Simmons gained prominence in 2017 at age 22, after she took a job at Rosenblatt Securities and became the youngest and only woman trader on the New York Stock Exchange. She is also the second African American woman in history to have that position. During her time as a full-time equity trader she earned $12,000 per year. She left the position in December 2018, and cited exclusion by her coworkers after she received press coverage as one of her reasons for leaving. She is an advocate for the financial sector to take steps to increase diversity and inclusion.

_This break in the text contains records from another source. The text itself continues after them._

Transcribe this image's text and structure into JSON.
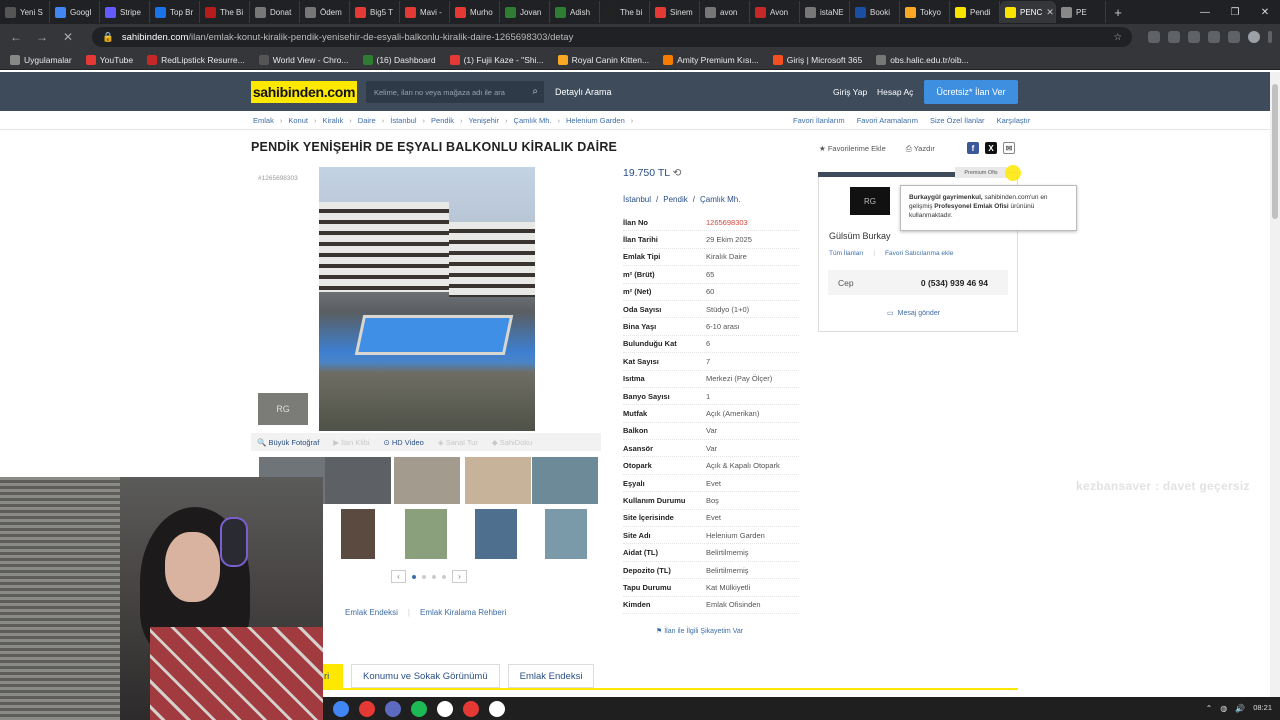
{
  "browser": {
    "tabs": [
      {
        "label": "Yeni S",
        "color": "#555"
      },
      {
        "label": "Googl",
        "color": "#4285f4"
      },
      {
        "label": "Stripe",
        "color": "#635bff"
      },
      {
        "label": "Top Br",
        "color": "#1a73e8"
      },
      {
        "label": "The Bi",
        "color": "#b71c1c"
      },
      {
        "label": "Donat",
        "color": "#777"
      },
      {
        "label": "Ödem",
        "color": "#777"
      },
      {
        "label": "Big5 T",
        "color": "#e53935"
      },
      {
        "label": "Mavi -",
        "color": "#e53935"
      },
      {
        "label": "Murho",
        "color": "#e53935"
      },
      {
        "label": "Jovan",
        "color": "#2e7d32"
      },
      {
        "label": "Adish",
        "color": "#2e7d32"
      },
      {
        "label": "The bi",
        "color": "#222"
      },
      {
        "label": "Sinem",
        "color": "#e53935"
      },
      {
        "label": "avon",
        "color": "#777"
      },
      {
        "label": "Avon",
        "color": "#c62828"
      },
      {
        "label": "istaNE",
        "color": "#777"
      },
      {
        "label": "Booki",
        "color": "#1a4ea1"
      },
      {
        "label": "Tokyo",
        "color": "#f9a825"
      },
      {
        "label": "Pendi",
        "color": "#f9e400"
      },
      {
        "label": "PENC",
        "color": "#f9e400"
      },
      {
        "label": "PE",
        "color": "#888"
      }
    ],
    "new_tab": "+",
    "url_host": "sahibinden.com",
    "url_path": "/ilan/emlak-konut-kiralik-pendik-yenisehir-de-esyali-balkonlu-kiralik-daire-1265698303/detay",
    "bookmarks": [
      {
        "label": "Uygulamalar",
        "color": "#888"
      },
      {
        "label": "YouTube",
        "color": "#e53935"
      },
      {
        "label": "RedLipstick Resurre...",
        "color": "#c62828"
      },
      {
        "label": "World View - Chro...",
        "color": "#555"
      },
      {
        "label": "(16) Dashboard",
        "color": "#2e7d32"
      },
      {
        "label": "(1) Fujii Kaze - \"Shi...",
        "color": "#e53935"
      },
      {
        "label": "Royal Canin Kitten...",
        "color": "#f9a825"
      },
      {
        "label": "Amity Premium Kısı...",
        "color": "#f57c00"
      },
      {
        "label": "Giriş | Microsoft 365",
        "color": "#f25022"
      },
      {
        "label": "obs.halic.edu.tr/oib...",
        "color": "#777"
      }
    ]
  },
  "header": {
    "logo": "sahibinden.com",
    "search_placeholder": "Kelime, ilan no veya mağaza adı ile ara",
    "detailed_search": "Detaylı Arama",
    "login": "Giriş Yap",
    "register": "Hesap Aç",
    "post_button": "Ücretsiz* İlan Ver"
  },
  "breadcrumbs": [
    "Emlak",
    "Konut",
    "Kiralık",
    "Daire",
    "İstanbul",
    "Pendik",
    "Yenişehir",
    "Çamlık Mh.",
    "Helenium Garden"
  ],
  "top_links": [
    "Favori İlanlarım",
    "Favori Aramalarım",
    "Size Özel İlanlar",
    "Karşılaştır"
  ],
  "listing": {
    "title": "PENDİK YENİŞEHİR DE EŞYALI BALKONLU KİRALIK DAİRE",
    "favorite": "Favorilerime Ekle",
    "print": "Yazdır",
    "side_id": "#1265698303",
    "price": "19.750 TL",
    "location": [
      "İstanbul",
      "Pendik",
      "Çamlık Mh."
    ],
    "attributes": [
      {
        "key": "İlan No",
        "value": "1265698303",
        "red": true
      },
      {
        "key": "İlan Tarihi",
        "value": "29 Ekim 2025"
      },
      {
        "key": "Emlak Tipi",
        "value": "Kiralık Daire"
      },
      {
        "key": "m² (Brüt)",
        "value": "65"
      },
      {
        "key": "m² (Net)",
        "value": "60"
      },
      {
        "key": "Oda Sayısı",
        "value": "Stüdyo (1+0)"
      },
      {
        "key": "Bina Yaşı",
        "value": "6-10 arası"
      },
      {
        "key": "Bulunduğu Kat",
        "value": "6"
      },
      {
        "key": "Kat Sayısı",
        "value": "7"
      },
      {
        "key": "Isıtma",
        "value": "Merkezi (Pay Ölçer)"
      },
      {
        "key": "Banyo Sayısı",
        "value": "1"
      },
      {
        "key": "Mutfak",
        "value": "Açık (Amerikan)"
      },
      {
        "key": "Balkon",
        "value": "Var"
      },
      {
        "key": "Asansör",
        "value": "Var"
      },
      {
        "key": "Otopark",
        "value": "Açık & Kapalı Otopark"
      },
      {
        "key": "Eşyalı",
        "value": "Evet"
      },
      {
        "key": "Kullanım Durumu",
        "value": "Boş"
      },
      {
        "key": "Site İçerisinde",
        "value": "Evet"
      },
      {
        "key": "Site Adı",
        "value": "Helenium Garden"
      },
      {
        "key": "Aidat (TL)",
        "value": "Belirtilmemiş"
      },
      {
        "key": "Depozito (TL)",
        "value": "Belirtilmemiş"
      },
      {
        "key": "Tapu Durumu",
        "value": "Kat Mülkiyetli"
      },
      {
        "key": "Kimden",
        "value": "Emlak Ofisinden"
      }
    ],
    "complaint": "İlan ile İlgili Şikayetim Var"
  },
  "photo_bar": {
    "big_photo": "Büyük Fotoğraf",
    "clip": "İlan Klibi",
    "hd_video": "HD Video",
    "virtual_tour": "Sanal Tur",
    "sahibi_doku": "SahiDoku"
  },
  "bottom_links": [
    "Emlak Endeksi",
    "Emlak Kiralama Rehberi"
  ],
  "bottom_tabs": [
    "Konumu ve Sokak Görünümü",
    "Emlak Endeksi"
  ],
  "bottom_tab_partial": "ri",
  "seller": {
    "premium": "Premium Ofis",
    "logo": "RG",
    "name": "Gülsüm Burkay",
    "all_listings": "Tüm İlanları",
    "favorite_seller": "Favori Satıcılarıma ekle",
    "phone_label": "Cep",
    "phone": "0 (534) 939 46 94",
    "message": "Mesaj gönder",
    "tooltip_lead": "Burkaygül gayrimenkul,",
    "tooltip_mid": " sahibinden.com'un en gelişmiş ",
    "tooltip_bold": "Profesyonel Emlak Ofisi",
    "tooltip_tail": " ürününü kullanmaktadır."
  },
  "watermark": "kezbansaver : davet geçersiz",
  "taskbar": {
    "time": "08:21",
    "icons": [
      "#4285f4",
      "#e53935",
      "#5c6bc0",
      "#1db954",
      "#ffffff",
      "#e53935",
      "#ffffff"
    ]
  }
}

In September, 2021, Simmons launched the podcast Mind, Body, Wealth, which she hosted through December, 2022. In February, 2022, Spotify launched a second show with Lauren Money Moves and became a Spotify original show. In 2021, she became the first host and producer of the web video series Going Public, which helps viewers invest in companies that are preparing to release an IPO. Simmons hosted the first season of the show, whose ten episodes aired from January 18, 2022 through March 23, 2022. In 2024, Baron Davis succeeded Simmons as host of the show, whose second season first aired on May 14, 2024.
In 2024, Simmons hosted With The Bag To Match, a digital tv series produced by produced by SpringHill in partnership with J.P. Morgan Wealth Management.

Simmons wrote the 2023 book Make Money Move: A Guide to Financial Wellness about personal finance.

Simmons is the co-executive producer of a forthcoming biographical film about her life, starring and co-produced with Kiersey Clemons for AGC Studios.